Many months, possibly even years passed after I decided to read the book ‘The Alchemist’ and its today that I finally finished reading it. It was beyond all my imagination that a little cute looking book with such an intriguingly interesting title can be this boring. A much hyped out ‘fable about following one’s dream’. I was so excited about Paulo Coelho’s way of writing after having read one of his beautiful works, ‘by the river Piedra, I sat down and wept’. That one had everything; Love, relationship, confusion, destiny, Sacrifice, Words those poke into the softest side of your heart and it’s not odd that a reader expects a similar magic from the Author.So sad it turned to be that Alchemist has got nothing, hardly any beautiful lines, which you would like to underline with your pencil to read again and again. On Contrary, all the book has got are Omens, Weird sounding dreams, Worst interpretations from the nature, the great Lord and his blunt messages, the stupid alchemy, a tasteless desert and a boring caravan. ‘Ok fine!’ you might ask, But what when all of these rotten ingredients mixed up in an Alchemist’s pan?. Good question dude, Coelho got them all, he mixed ‘Elixir of life’ into the composition and blessed it with the sorcerer’s stone, bud did the lead turn to pure Gold? . No, my buddy, it did not. It’s the same old lead which was bit blackened due to the hyper dose of childish mysticism. I bought this book a painful thrice; one for my sister, one for a dear friend of mine and the third, for myself and I am happy that I read, ‘River Piedra’ before I actually read ‘Alchemist’, Otherwise I would have preferred never to read a Coelho again in my life.

‘Under Suspicion’ ,a great movie experience


A Gene hackman, Morgan Freeman classic drama, ‘Under Suspicion’ was literally a great movie experience.
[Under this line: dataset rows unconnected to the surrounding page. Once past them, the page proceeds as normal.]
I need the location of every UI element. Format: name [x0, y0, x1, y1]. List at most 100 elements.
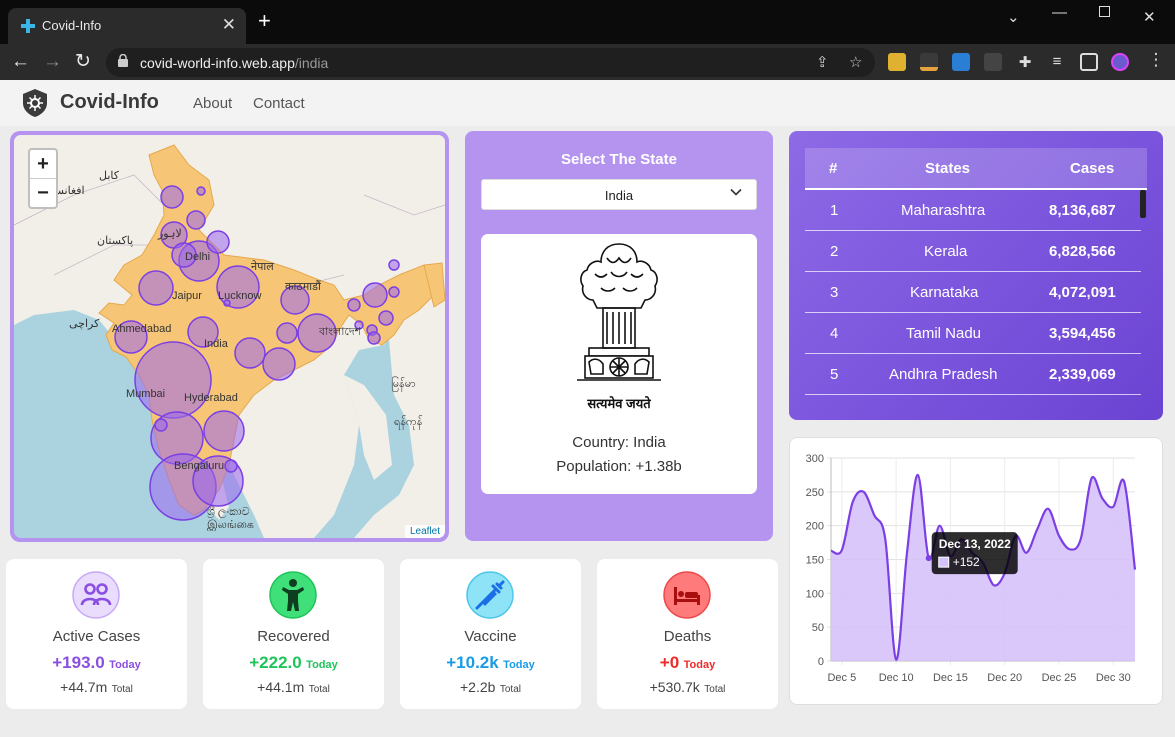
stat-label: Active Cases: [52, 628, 141, 645]
row-cases: 2,339,069: [1049, 366, 1116, 383]
puzzle-icon[interactable]: ✚: [1016, 53, 1034, 71]
app-navbar: Covid-Info About Contact: [0, 80, 1175, 126]
nav-contact-link[interactable]: Contact: [253, 95, 305, 112]
media-icon[interactable]: ≡: [1048, 53, 1066, 71]
header-states: States: [925, 160, 971, 177]
nav-about-link[interactable]: About: [193, 95, 232, 112]
row-rank: 4: [830, 325, 839, 342]
header-cases: Cases: [1070, 160, 1115, 177]
y-tick-label: 250: [806, 487, 824, 499]
minimize-icon[interactable]: —: [1052, 4, 1067, 21]
stat-today: +10.2k Today: [446, 653, 535, 672]
select-state-title: Select The State: [561, 151, 677, 168]
tab-search-icon[interactable]: ⌄: [1007, 8, 1020, 26]
extension-icon[interactable]: [984, 53, 1002, 71]
menu-kebab-icon[interactable]: ⋮: [1147, 51, 1165, 71]
stat-today: +222.0 Today: [249, 653, 338, 672]
person-icon: [269, 571, 317, 619]
y-tick-label: 50: [812, 622, 824, 634]
close-tab-icon[interactable]: ✕: [222, 15, 236, 35]
extension-icon[interactable]: [888, 53, 906, 71]
row-rank: 1: [830, 202, 839, 219]
browser-tab[interactable]: Covid-Info ✕: [8, 8, 246, 44]
row-rank: 3: [830, 284, 839, 301]
population-line: Population: +1.38b: [556, 458, 682, 475]
stat-today: +193.0 Today: [52, 653, 141, 672]
row-state: Andhra Pradesh: [889, 366, 998, 383]
y-tick-label: 100: [806, 588, 824, 600]
table-scrollbar[interactable]: [1140, 190, 1146, 218]
row-rank: 2: [830, 243, 839, 260]
map-label-hyderabad: Hyderabad: [184, 392, 238, 404]
row-cases: 6,828,566: [1049, 243, 1116, 260]
map-label-bangladesh: বাংলাদেশ: [318, 326, 362, 338]
stat-today: +0 Today: [659, 653, 716, 672]
map-label-india: India: [204, 338, 229, 350]
tooltip-swatch: [938, 556, 950, 568]
forward-icon[interactable]: →: [43, 51, 62, 73]
emblem-motto: सत्यमेव जयते: [587, 396, 651, 411]
map-label-ahmedabad: Ahmedabad: [112, 323, 171, 335]
map-label-karachi: کراچی: [69, 318, 100, 330]
map-view[interactable]: کابل افغانستان لاہور پاکستان Delhi नेपाल…: [14, 135, 445, 538]
people-icon: [72, 571, 120, 619]
leaflet-attribution-link[interactable]: Leaflet: [404, 525, 445, 538]
map-svg: کابل افغانستان لاہور پاکستان Delhi नेपाल…: [14, 135, 445, 538]
sidepanel-icon[interactable]: [1080, 53, 1098, 71]
extension-icon[interactable]: [952, 53, 970, 71]
extension-icon[interactable]: [920, 53, 938, 71]
browser-toolbar: ← → ↻ covid-world-info.web.app/india ⇪ ☆…: [0, 44, 1175, 80]
brand-title[interactable]: Covid-Info: [60, 91, 159, 114]
table-row[interactable]: 3 Karnataka 4,072,091: [805, 272, 1141, 313]
map-label-yangon: ရန်ကုန်: [394, 415, 422, 430]
stat-total: +530.7k Total: [649, 679, 726, 695]
new-tab-icon[interactable]: +: [258, 10, 271, 32]
x-tick-label: Dec 10: [879, 672, 914, 684]
table-row[interactable]: 1 Maharashtra 8,136,687: [805, 190, 1141, 231]
state-dropdown[interactable]: India: [481, 179, 757, 210]
bookmark-star-icon[interactable]: ☆: [849, 53, 862, 71]
share-icon[interactable]: ⇪: [816, 53, 829, 71]
state-select-card: Select The State India सत्यमेव जयते Coun…: [465, 131, 773, 541]
map-label-srilanka: ශ්‍රී ලංකාව: [207, 506, 250, 519]
map-label-kathmandu: काठमाडौं: [285, 280, 321, 293]
row-cases: 8,136,687: [1049, 202, 1116, 219]
map-label-lahore: لاہور: [157, 228, 182, 240]
maximize-icon[interactable]: [1099, 6, 1110, 17]
stat-total: +44.7m Total: [60, 679, 133, 695]
map-label-myanmar: မြန်မာ: [391, 376, 416, 392]
x-tick-label: Dec 20: [987, 672, 1022, 684]
zoom-out-button[interactable]: −: [30, 179, 56, 208]
map-card: کابل افغانستان لاہور پاکستان Delhi नेपाल…: [10, 131, 449, 542]
ashoka-emblem-icon: [577, 243, 661, 381]
stat-total: +44.1m Total: [257, 679, 330, 695]
x-tick-label: Dec 25: [1042, 672, 1077, 684]
row-cases: 3,594,456: [1049, 325, 1116, 342]
stat-card-vaccine: Vaccine +10.2k Today +2.2b Total: [400, 559, 581, 709]
stat-total: +2.2b Total: [459, 679, 521, 695]
table-row[interactable]: 5 Andhra Pradesh 2,339,069: [805, 354, 1141, 395]
stat-card-recovered: Recovered +222.0 Today +44.1m Total: [203, 559, 384, 709]
close-window-icon[interactable]: ✕: [1143, 8, 1156, 26]
table-row[interactable]: 2 Kerala 6,828,566: [805, 231, 1141, 272]
row-state: Kerala: [924, 243, 968, 260]
table-row[interactable]: 4 Tamil Nadu 3,594,456: [805, 313, 1141, 354]
country-line: Country: India: [572, 434, 666, 451]
daily-cases-chart[interactable]: 0 50 100 150 200 250 300 Dec 5 Dec 10 Dec 15 Dec 2…: [790, 438, 1162, 704]
map-label-mumbai: Mumbai: [126, 388, 165, 400]
profile-avatar[interactable]: [1111, 53, 1129, 71]
url-text: covid-world-info.web.app/india: [140, 55, 329, 71]
stat-card-deaths: Deaths +0 Today +530.7k Total: [597, 559, 778, 709]
address-bar[interactable]: covid-world-info.web.app/india ⇪ ☆: [106, 48, 875, 77]
row-rank: 5: [830, 366, 839, 383]
map-label-nepal: नेपाल: [251, 260, 274, 273]
row-state: Tamil Nadu: [906, 325, 982, 342]
stat-card-active: Active Cases +193.0 Today +44.7m Total: [6, 559, 187, 709]
row-cases: 4,072,091: [1049, 284, 1116, 301]
map-zoom-control: + −: [28, 148, 58, 209]
back-icon[interactable]: ←: [11, 51, 30, 73]
zoom-in-button[interactable]: +: [30, 150, 56, 179]
chevron-down-icon: [730, 188, 742, 196]
reload-icon[interactable]: ↻: [75, 51, 91, 73]
map-label-jaipur: Jaipur: [172, 290, 202, 302]
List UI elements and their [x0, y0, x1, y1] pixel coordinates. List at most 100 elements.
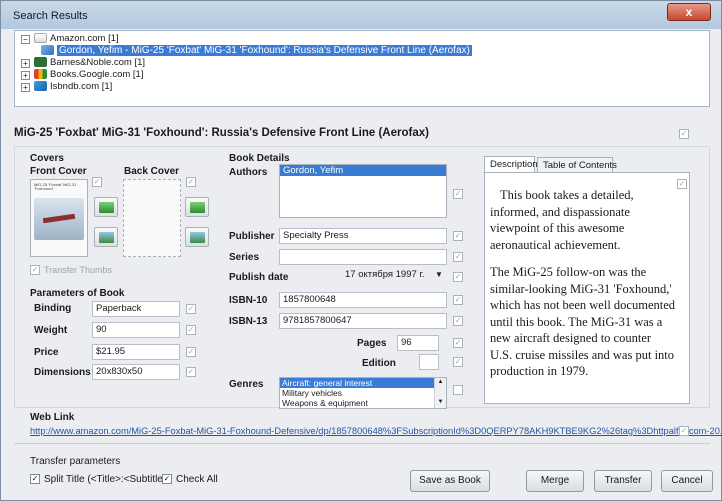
- weight-label: Weight: [34, 325, 68, 336]
- expand-icon[interactable]: +: [21, 71, 30, 80]
- genres-label: Genres: [229, 379, 264, 390]
- isbn10-field[interactable]: 1857800648: [279, 292, 447, 308]
- load-back-cover-button[interactable]: [185, 197, 209, 217]
- weight-field[interactable]: 90: [92, 322, 180, 338]
- pages-label: Pages: [357, 338, 387, 349]
- description-box[interactable]: This book takes a detailed, informed, an…: [484, 172, 690, 404]
- price-checkbox[interactable]: ✓: [186, 347, 196, 357]
- description-checkbox[interactable]: ✓: [677, 179, 687, 189]
- publisher-checkbox[interactable]: ✓: [453, 231, 463, 241]
- web-link-checkbox[interactable]: ✓: [679, 426, 689, 436]
- title-checkbox[interactable]: ✓: [679, 129, 689, 139]
- window-title: Search Results: [13, 10, 88, 22]
- isbn13-field[interactable]: 9781857800647: [279, 313, 447, 329]
- expand-icon[interactable]: +: [21, 59, 30, 68]
- tree-item-label: Isbndb.com [1]: [50, 81, 113, 92]
- authors-list[interactable]: Gordon, Yefim: [279, 164, 447, 218]
- binding-checkbox[interactable]: ✓: [186, 304, 196, 314]
- series-label: Series: [229, 252, 260, 263]
- collapse-icon[interactable]: −: [21, 35, 30, 44]
- split-title-label: Split Title (<Title>:<Subtitle>): [44, 474, 173, 485]
- publisher-field[interactable]: Specialty Press: [279, 228, 447, 244]
- check-all-label: Check All: [176, 474, 218, 485]
- load-front-cover-button[interactable]: [94, 197, 118, 217]
- save-as-book-button[interactable]: Save as Book: [410, 470, 490, 492]
- merge-button[interactable]: Merge: [526, 470, 584, 492]
- web-link-url[interactable]: http://www.amazon.com/MiG-25-Foxbat-MiG-…: [30, 426, 722, 436]
- transfer-thumbs-label: Transfer Thumbs: [44, 265, 113, 275]
- publish-date-picker[interactable]: 17 октября 1997 г. ▼: [279, 267, 447, 283]
- check-all-checkbox[interactable]: ✓: [162, 474, 172, 484]
- image-icon: [190, 232, 205, 243]
- scroll-down-icon[interactable]: ▼: [435, 398, 446, 406]
- book-icon: [41, 45, 54, 56]
- scroll-up-icon[interactable]: ▲: [435, 378, 446, 386]
- authors-checkbox[interactable]: ✓: [453, 189, 463, 199]
- expand-icon[interactable]: +: [21, 83, 30, 92]
- description-paragraph: This book takes a detailed, informed, an…: [490, 188, 634, 252]
- save-front-cover-button[interactable]: [94, 227, 118, 247]
- tab-description[interactable]: Description: [484, 156, 538, 173]
- close-button[interactable]: x: [667, 3, 711, 21]
- dropdown-arrow-icon[interactable]: ▼: [435, 267, 443, 283]
- image-down-icon: [99, 202, 114, 213]
- tree-item-label: Amazon.com [1]: [50, 33, 119, 44]
- save-back-cover-button[interactable]: [185, 227, 209, 247]
- back-cover-checkbox[interactable]: ✓: [186, 177, 196, 187]
- isbn13-checkbox[interactable]: ✓: [453, 316, 463, 326]
- publish-date-checkbox[interactable]: ✓: [453, 272, 463, 282]
- price-field[interactable]: $21.95: [92, 344, 180, 360]
- isbn13-label: ISBN-13: [229, 316, 268, 327]
- author-item[interactable]: Gordon, Yefim: [280, 165, 446, 176]
- front-cover-checkbox[interactable]: ✓: [92, 177, 102, 187]
- genre-item[interactable]: Weapons & equipment: [280, 398, 446, 408]
- series-checkbox[interactable]: ✓: [453, 252, 463, 262]
- tree-item-book-result[interactable]: Gordon, Yefim - MiG-25 'Foxbat' MiG-31 '…: [41, 45, 472, 57]
- tree-item-label: Books.Google.com [1]: [50, 69, 144, 80]
- genres-list[interactable]: Aircraft: general interest Military vehi…: [279, 377, 447, 409]
- dimensions-checkbox[interactable]: ✓: [186, 367, 196, 377]
- folder-icon: [34, 33, 47, 44]
- title-bar: Search Results x: [1, 1, 721, 29]
- weight-checkbox[interactable]: ✓: [186, 325, 196, 335]
- back-cover-label: Back Cover: [124, 166, 180, 177]
- transfer-thumbs-checkbox[interactable]: ✓: [30, 265, 40, 275]
- parameters-heading: Parameters of Book: [30, 288, 125, 299]
- edition-field[interactable]: [419, 354, 439, 370]
- binding-field[interactable]: Paperback: [92, 301, 180, 317]
- dimensions-field[interactable]: 20x830x50: [92, 364, 180, 380]
- pages-checkbox[interactable]: ✓: [453, 338, 463, 348]
- image-down-icon: [190, 202, 205, 213]
- genres-checkbox[interactable]: [453, 385, 463, 395]
- results-tree[interactable]: − Amazon.com [1] Gordon, Yefim - MiG-25 …: [14, 30, 710, 107]
- aircraft-shape: [42, 213, 76, 224]
- web-link-heading: Web Link: [30, 412, 75, 423]
- image-icon: [99, 232, 114, 243]
- description-paragraph: The MiG-25 follow-on was the similar-loo…: [490, 265, 676, 378]
- book-details-heading: Book Details: [229, 153, 290, 164]
- split-title-checkbox[interactable]: ✓: [30, 474, 40, 484]
- tab-table-of-contents[interactable]: Table of Contents: [537, 157, 617, 173]
- edition-label: Edition: [362, 358, 396, 369]
- series-field[interactable]: [279, 249, 447, 265]
- book-title: MiG-25 'Foxbat' MiG-31 'Foxhound': Russi…: [14, 127, 429, 139]
- edition-checkbox[interactable]: ✓: [453, 357, 463, 367]
- pages-field[interactable]: 96: [397, 335, 439, 351]
- transfer-parameters-heading: Transfer parameters: [30, 456, 121, 467]
- genre-item[interactable]: Military vehicles: [280, 388, 446, 398]
- publish-date-value: 17 октября 1997 г.: [345, 269, 425, 280]
- genres-scrollbar[interactable]: ▲ ▼: [434, 378, 446, 408]
- binding-label: Binding: [34, 303, 72, 314]
- covers-heading: Covers: [30, 153, 64, 164]
- front-cover-image: MiG-25 'Foxbat' MiG-31 'Foxhound': [30, 179, 88, 257]
- cancel-button[interactable]: Cancel: [661, 470, 713, 492]
- transfer-button[interactable]: Transfer: [594, 470, 652, 492]
- price-label: Price: [34, 347, 59, 358]
- isbn10-checkbox[interactable]: ✓: [453, 295, 463, 305]
- google-books-icon: [34, 69, 47, 80]
- aircraft-photo: [34, 198, 84, 240]
- search-results-window: Search Results x − Amazon.com [1] Gordon…: [0, 0, 722, 501]
- genre-item[interactable]: Aircraft: general interest: [280, 378, 446, 388]
- publisher-label: Publisher: [229, 231, 275, 242]
- isbndb-icon: [34, 81, 47, 92]
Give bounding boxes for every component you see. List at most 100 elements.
Hackman could effortlessly portray the changing expressions of a noble man who is falsely accused of committing a nasty crime and has to undergo a painfully grueling interrogation session, lead by an old buddy of him played by Freeman. He is stripped off all his colorful decent attires of nobility to a mere pedophilic, straying, cheap old juvenile rapist though he had no connection with the actual crime. He is set free at the end at the cost of his lost privacy, ripped off secrets and the respect he saved by leading a gentle life through out. Freeman was amazingly good in playing a honest officer detective with a responsible father of young girl children dwelled into the uniform.
A beautiful technique was used for story telling where instead of showing silly flash backs time to time during interrogation, here one could actually see the events where the detective stands or walks in the crime scene observing every minute details. Freeman’s character says to Hackaman’s often, “Ok Henry, Lets go to the park once again”, and you see both walk around the park with out actually moving out of the room. I made a miserable miss to the Great Wimbledon final between Nadal and Federer while watching this movie, but to be honest, I don’t regret.